Last September, against the backdrop of the growing migrant crisis in Europe, Hungary erected barbed wire border fences to fend off the growing flow of asylum seekers fleeing the war-torn Middle East.
Hungarian Prime Minister Viktor Orban, responding to criticism at the time, said that Hungary and all of Europe was in danger and he was acting to save Europe’s “Christian values” by blocking the main overland route used by mainly Muslim refugees through the Balkans.
“Our borders are in danger, our way of life built on respect for the law, Hungary and the whole of Europe is in danger,” he said.
Shortly thereafter, the Hungarian parliament passed a new law allowing soldiers to fire rubber bullets and use tear gas at those trying to cross the border “in a non-lethal way, unless it cannot be avoided”.
But apparently this is not sufficient enough for Hungary as its Central Bank is now stockpiling guns and ammo.
As Bloomberg reports:
Hungary’s central bank, already facing criticism for a spending spree ranging from real estate to fine art, is now beefing up its security force, citing Europe’s migrant crisis and potential bomb threats among the reasons.

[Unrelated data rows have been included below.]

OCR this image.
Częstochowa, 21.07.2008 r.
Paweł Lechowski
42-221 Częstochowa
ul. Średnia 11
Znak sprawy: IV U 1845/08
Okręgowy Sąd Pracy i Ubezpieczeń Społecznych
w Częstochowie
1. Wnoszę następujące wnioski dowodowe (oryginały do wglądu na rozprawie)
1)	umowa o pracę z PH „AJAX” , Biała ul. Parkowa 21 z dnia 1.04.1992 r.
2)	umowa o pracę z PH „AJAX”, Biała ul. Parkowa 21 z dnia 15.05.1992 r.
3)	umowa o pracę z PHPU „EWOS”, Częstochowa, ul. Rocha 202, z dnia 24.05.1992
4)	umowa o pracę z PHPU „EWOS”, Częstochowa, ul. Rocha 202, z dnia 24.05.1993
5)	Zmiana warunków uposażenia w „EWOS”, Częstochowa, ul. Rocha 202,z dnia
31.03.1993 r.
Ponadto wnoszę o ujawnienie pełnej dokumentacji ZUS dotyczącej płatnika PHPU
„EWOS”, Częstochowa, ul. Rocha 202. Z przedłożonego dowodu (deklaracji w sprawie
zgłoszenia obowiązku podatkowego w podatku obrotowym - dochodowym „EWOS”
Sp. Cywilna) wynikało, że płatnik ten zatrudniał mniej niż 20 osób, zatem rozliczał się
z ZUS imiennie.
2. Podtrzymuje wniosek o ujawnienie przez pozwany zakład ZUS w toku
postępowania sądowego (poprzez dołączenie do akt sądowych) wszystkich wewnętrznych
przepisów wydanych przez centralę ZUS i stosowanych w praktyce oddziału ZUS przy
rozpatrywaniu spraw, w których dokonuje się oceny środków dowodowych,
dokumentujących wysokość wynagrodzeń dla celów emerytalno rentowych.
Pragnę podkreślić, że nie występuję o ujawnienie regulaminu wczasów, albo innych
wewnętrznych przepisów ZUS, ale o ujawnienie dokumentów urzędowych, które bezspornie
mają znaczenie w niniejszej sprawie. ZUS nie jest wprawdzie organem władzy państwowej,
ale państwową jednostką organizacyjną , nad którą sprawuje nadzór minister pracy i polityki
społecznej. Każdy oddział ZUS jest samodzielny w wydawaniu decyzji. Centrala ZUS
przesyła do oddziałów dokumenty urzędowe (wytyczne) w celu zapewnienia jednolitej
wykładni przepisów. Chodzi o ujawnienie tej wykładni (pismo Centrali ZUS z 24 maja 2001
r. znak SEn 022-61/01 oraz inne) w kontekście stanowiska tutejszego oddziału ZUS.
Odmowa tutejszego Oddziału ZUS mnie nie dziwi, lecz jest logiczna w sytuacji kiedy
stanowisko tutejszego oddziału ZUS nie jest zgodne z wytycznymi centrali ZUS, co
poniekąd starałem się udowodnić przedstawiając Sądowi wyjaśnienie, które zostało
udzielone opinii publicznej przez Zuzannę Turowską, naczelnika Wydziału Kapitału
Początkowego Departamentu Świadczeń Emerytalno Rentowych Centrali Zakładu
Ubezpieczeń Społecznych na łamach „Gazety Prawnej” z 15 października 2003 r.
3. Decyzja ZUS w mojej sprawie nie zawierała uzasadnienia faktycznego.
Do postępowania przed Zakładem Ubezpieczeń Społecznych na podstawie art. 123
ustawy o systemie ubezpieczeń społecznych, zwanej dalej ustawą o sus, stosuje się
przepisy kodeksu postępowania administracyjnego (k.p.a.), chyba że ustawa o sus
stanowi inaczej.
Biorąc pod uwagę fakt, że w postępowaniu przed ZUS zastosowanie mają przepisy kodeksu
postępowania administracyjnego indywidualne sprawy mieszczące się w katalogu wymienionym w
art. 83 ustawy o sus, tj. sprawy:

The Central Bank of Hungary has bought 200,000 rounds of ammo and 112 guns.
The National Bank of Hungary bought 200,000 rounds of live ammunition and 112 handguns for its security company, according to documents posted on a website for public procurements.
The Central Bank Governor cites a rise in “international security risks” including bomb and terror threats.
Additional protection is needed due to the rise of “international security risks” including bomb and terror threats and migration, central bank Governor Gyorgy Matolcsy said in a written response to a lawmaker who asked about the purchases, posted on Parliament’s website Feb. 17. The central bank’s assumption of the role of financial regulator and the related increase in the number of its properties also contributed to the need for further defenses, he said.
The security measures added to public scrutiny of the running of the bank, which under Matolcsy earmarked 200 billion forint ($718 million) to set up foundations to teach alternatives to what he called “outdated neoliberal” economics. Another $108 million fund used for buying fine art including a painting by Titian also drew criticism from opposition parties, as did a series of investments in office buildings and villas.